▲イラスト=朝鮮デザインラボ・Midjourney

 海外サッカーを見るのが好きなファンは、北朝鮮の韓光成(ハン・グァンソン)選手のことを記憶している。2015年に英国ガーディアン紙が選ぶ「次世代のサッカー選手50人」に名を連ね、世界の注目を集めた。満18歳だった2017年にイタリアの1部リーグ・セリエAのカリアリに入団した。オーストリア・ブンデスリーガでプレーした朴光竜(パク・クァンリョン)、イタリア2部リーグ・セリエBでプレーした崔成赫(チェ・ソンヒョク)もいたが、韓光成の才能は別格だった。20歳でイタリア最高の名門、ユベントスに合流した。

 当時、韓光成は自身のインスタグラムに「夢はかなう!」と書き込んだ。2002年のワールドカップで韓国代表チームが掲げていた応援スローガンだった。韓光成は、韓国ファンの応援コメントにも誠意を尽くして答えた。「兄さん、もうちょっとがんばって、レアル・マドリードに行きましょう」というコメントに「ありがとう。もっと一生懸命やります!」と答えた。ほどなくしてこのアカウントは非公開となったが、その理由は分からない。
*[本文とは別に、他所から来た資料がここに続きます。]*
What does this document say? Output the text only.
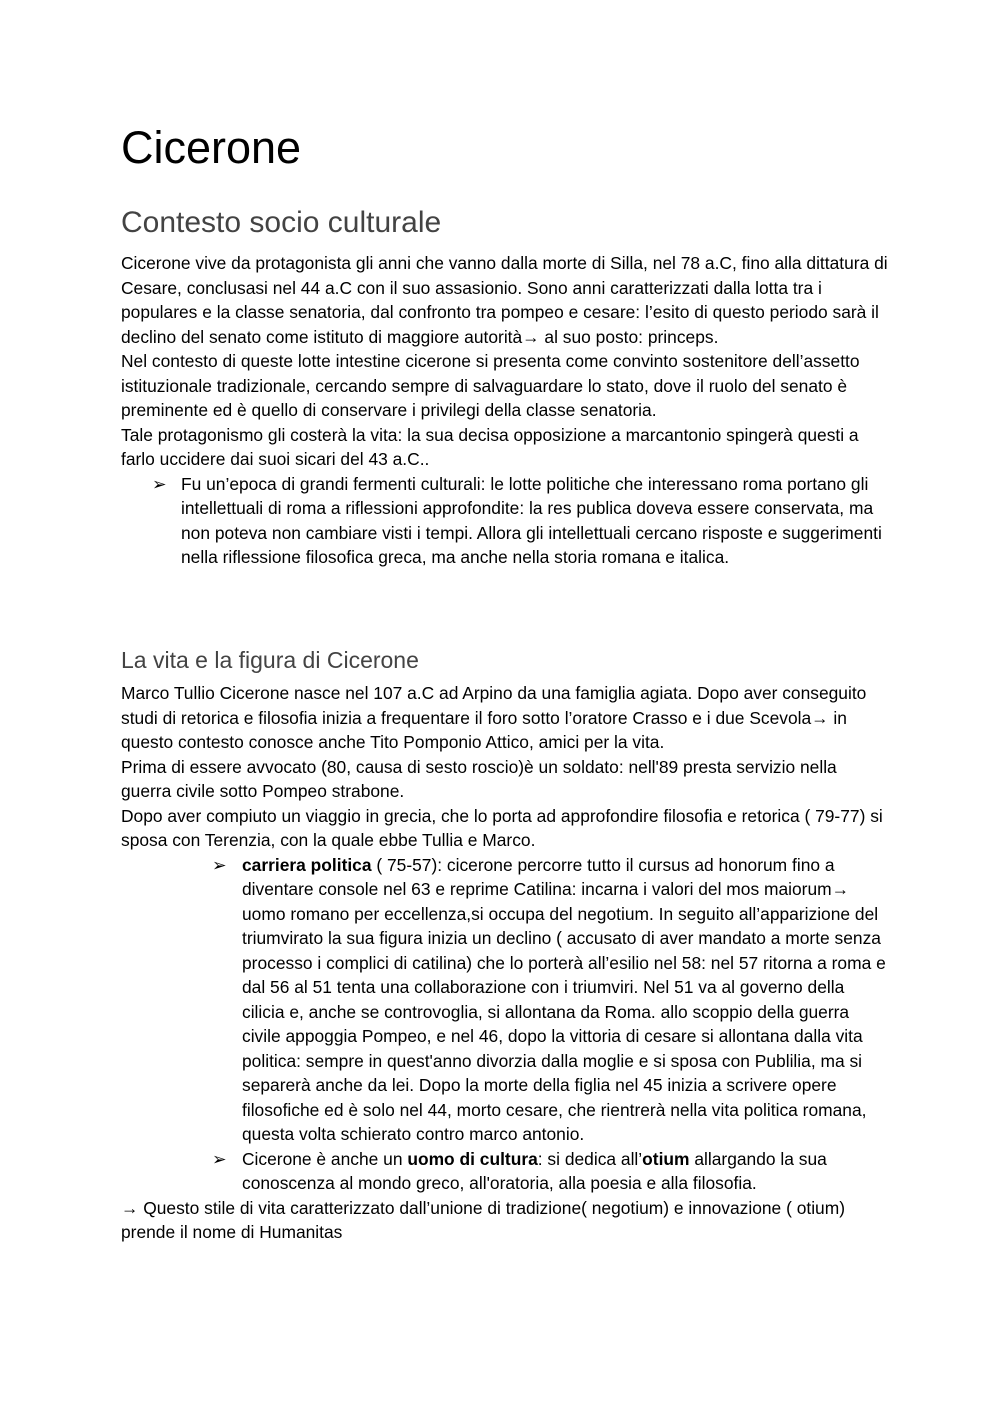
Cicerone
Contesto socio culturale

Cicerone vive da protagonista gli anni che vanno dalla morte di Silla, nel 78 a.C, fino alla dittatura di Cesare, conclusasi nel 44 a.C con il suo assasionio. Sono anni caratterizzati dalla lotta tra i populares e la classe senatoria, dal confronto tra pompeo e cesare: l’esito di questo periodo sarà il declino del senato come istituto di maggiore autorità→ al suo posto: princeps.

Nel contesto di queste lotte intestine cicerone si presenta come convinto sostenitore dell’assetto istituzionale tradizionale, cercando sempre di salvaguardare lo stato, dove il ruolo del senato è preminente ed è quello di conservare i privilegi della classe senatoria.

Tale protagonismo gli costerà la vita: la sua decisa opposizione a marcantonio spingerà questi a farlo uccidere dai suoi sicari del 43 a.C..

➢ Fu un’epoca di grandi fermenti culturali: le lotte politiche che interessano roma portano gli intellettuali di roma a riflessioni approfondite: la res publica doveva essere conservata, ma non poteva non cambiare visti i tempi. Allora gli intellettuali cercano risposte e suggerimenti nella riflessione filosofica greca, ma anche nella storia romana e italica.
La vita e la figura di Cicerone

Marco Tullio Cicerone nasce nel 107 a.C ad Arpino da una famiglia agiata. Dopo aver conseguito studi di retorica e filosofia inizia a frequentare il foro sotto l’oratore Crasso e i due Scevola→ in questo contesto conosce anche Tito Pomponio Attico, amici per la vita.

Prima di essere avvocato (80, causa di sesto roscio)è un soldato: nell'89 presta servizio nella guerra civile sotto Pompeo strabone.

Dopo aver compiuto un viaggio in grecia, che lo porta ad approfondire filosofia e retorica ( 79-77) si sposa con Terenzia, con la quale ebbe Tullia e Marco.

➢ carriera politica ( 75-57): cicerone percorre tutto il cursus ad honorum fino a diventare console nel 63 e reprime Catilina: incarna i valori del mos maiorum→ uomo romano per eccellenza,si occupa del negotium. In seguito all’apparizione del triumvirato la sua figura inizia un declino ( accusato di aver mandato a morte senza processo i complici di catilina) che lo porterà all’esilio nel 58: nel 57 ritorna a roma e dal 56 al 51 tenta una collaborazione con i triumviri. Nel 51 va al governo della cilicia e, anche se controvoglia, si allontana da Roma. allo scoppio della guerra civile appoggia Pompeo, e nel 46, dopo la vittoria di cesare si allontana dalla vita politica: sempre in quest'anno divorzia dalla moglie e si sposa con Publilia, ma si separerà anche da lei. Dopo la morte della figlia nel 45 inizia a scrivere opere filosofiche ed è solo nel 44, morto cesare, che rientrerà nella vita politica romana, questa volta schierato contro marco antonio.
➢ Cicerone è anche un uomo di cultura: si dedica all’otium allargando la sua conoscenza al mondo greco, all'oratoria, alla poesia e alla filosofia.

→ Questo stile di vita caratterizzato dall’unione di tradizione( negotium) e innovazione ( otium) prende il nome di Humanitas
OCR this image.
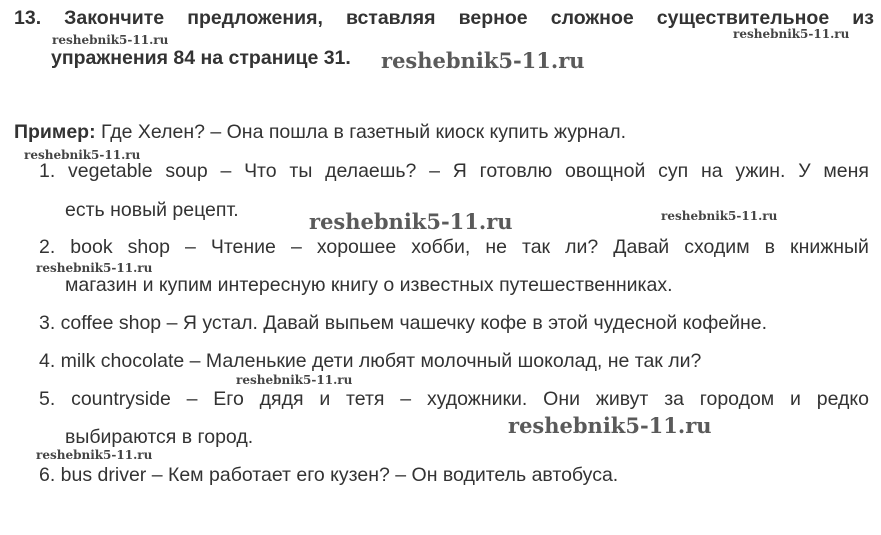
13. Закончите предложения, вставляя верное сложное существительное из
упражнения 84 на странице 31.
Пример: Где Хелен? – Она пошла в газетный киоск купить журнал.
1. vegetable soup – Что ты делаешь? – Я готовлю овощной суп на ужин. У меня
есть новый рецепт.
2. book shop – Чтение – хорошее хобби, не так ли? Давай сходим в книжный
магазин и купим интересную книгу о известных путешественниках.
3. coffee shop – Я устал. Давай выпьем чашечку кофе в этой чудесной кофейне.
4. milk chocolate – Маленькие дети любят молочный шоколад, не так ли?
5. countryside – Его дядя и тетя – художники. Они живут за городом и редко
выбираются в город.
6. bus driver – Кем работает его кузен? – Он водитель автобуса.
reshebnik5-11.ru	reshebnik5-11.ru
reshebnik5-11.ru
reshebnik5-11.ru
reshebnik5-11.ru	reshebnik5-11.ru
reshebnik5-11.ru
reshebnik5-11.ru
reshebnik5-11.ru
reshebnik5-11.ru
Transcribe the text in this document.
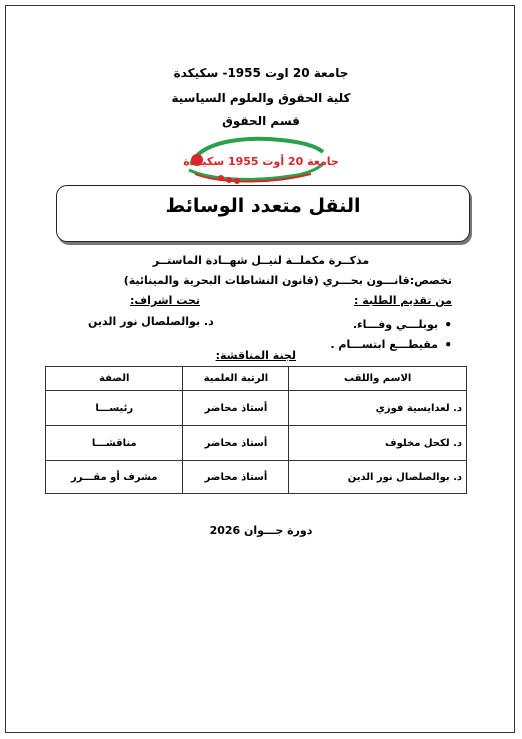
جامعة 20 اوت 1955- سكيكدة
كلية الحقوق والعلوم السياسية
قسم الحقوق
جامعة 20 أوت 1955 سكيكدة
النقل متعدد الوسائط
مذكــرة مكملــة لنيــل شهــادة الماستــر
تخصص:قانـــون بحـــري (قانون النشاطات البحرية والمينائية)
من تقديم الطلبة :
تحت اشراف:
• بوبلـــي وفـــاء.
• مقيطـــع ابتســـام .
د. بوالصلصال نور الدين
لجنة المناقشة:
الاسم واللقب	الرتبة العلمية	الصفة
د. لعدايسية فوزي	أستاذ محاضر	رئيســـا
د. لكحل مخلوف	أستاذ محاضر	مناقشـــا
د. بوالصلصال نور الدين	أستاذ محاضر	مشرف أو مقـــرر
دورة جـــوان 2026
 韓光成の「欧州の夢」はそこで終わった。6カ月後、カタールのアル・ドゥハイルSCに突然送られた。ユベントスのU23(23歳以下)チームで20試合に出場するなどチャンスを得ていたところだったので、なおさら残念だったろう。年俸をたくさんもらえる中東でプレーせよという北朝鮮当局の意向があったのだろうと推測されている。海外でプレーするプロ選手の俸給は、北朝鮮の主な外貨獲得手段の一つだ。あるイタリア・メディアは「韓光成はカタール行きの飛行機で涙を流した。彼は欧州でのプレーを望んでいた」と記した。

 韓光成はカタール、マレーシアでプレーしたが、国連安保理の北朝鮮制裁の対象になり、2021年に北朝鮮へ戻った。彼の年俸が北朝鮮の核実験、弾道ミサイル開発に使われているという判断だった。韓光成が受け取っていた年俸20億ウォン(現在のレートで約2億2000万円)相当は、そのまま北朝鮮当局に送られていたという。1カ月の生活費200万ウォン(約22万円)程度が、韓光成の取り分。チームメートらは、同じ年ごろの他の若者と変わらない平凡な青年だった韓光成を覚えている。ただし、北朝鮮関連の質問が出ただけで、逃げるように話を打ち切ったという。「警護」と呼ばれる人間が一人、いつも韓光成に同行していた点も特殊だった。

 それからおよそ2年間、さっぱり音沙汰なかった韓光成が、最近になって国際的な舞台に現れた。2026北中米ワールドカップのアジア2次予選で、シリアとの試合に先発出場したのだ。北朝鮮A代表チームにとって、3年ぶりの国際舞台復帰戦でもあった。第2節のミャンマーとの試合では1ゴール1アシストを決め、チームを6対1の大勝利に導いた。動きは少し鈍って見えたが、鋭い感覚だけはそのままだった。

 自由に欧州の舞台で走っている、同じ年ごろの韓国選手・李康仁(イ・ガンイン)の姿を見て、韓光成はどう思うだろうか-と気になった。韓光成の才能は李康仁に引けを取らない。いや、韓光成だけだろうか。貪欲な独裁への追従のせいで花を咲かせることのできない北朝鮮の才能は、サッカーにとどまらずさまざまな分野で数えきれないほどいるだろう。北朝鮮に生まれたという理由だけで、人生を奪われなければならなかった人々だ。その無念さはどこで、どのように償われるのだろうか。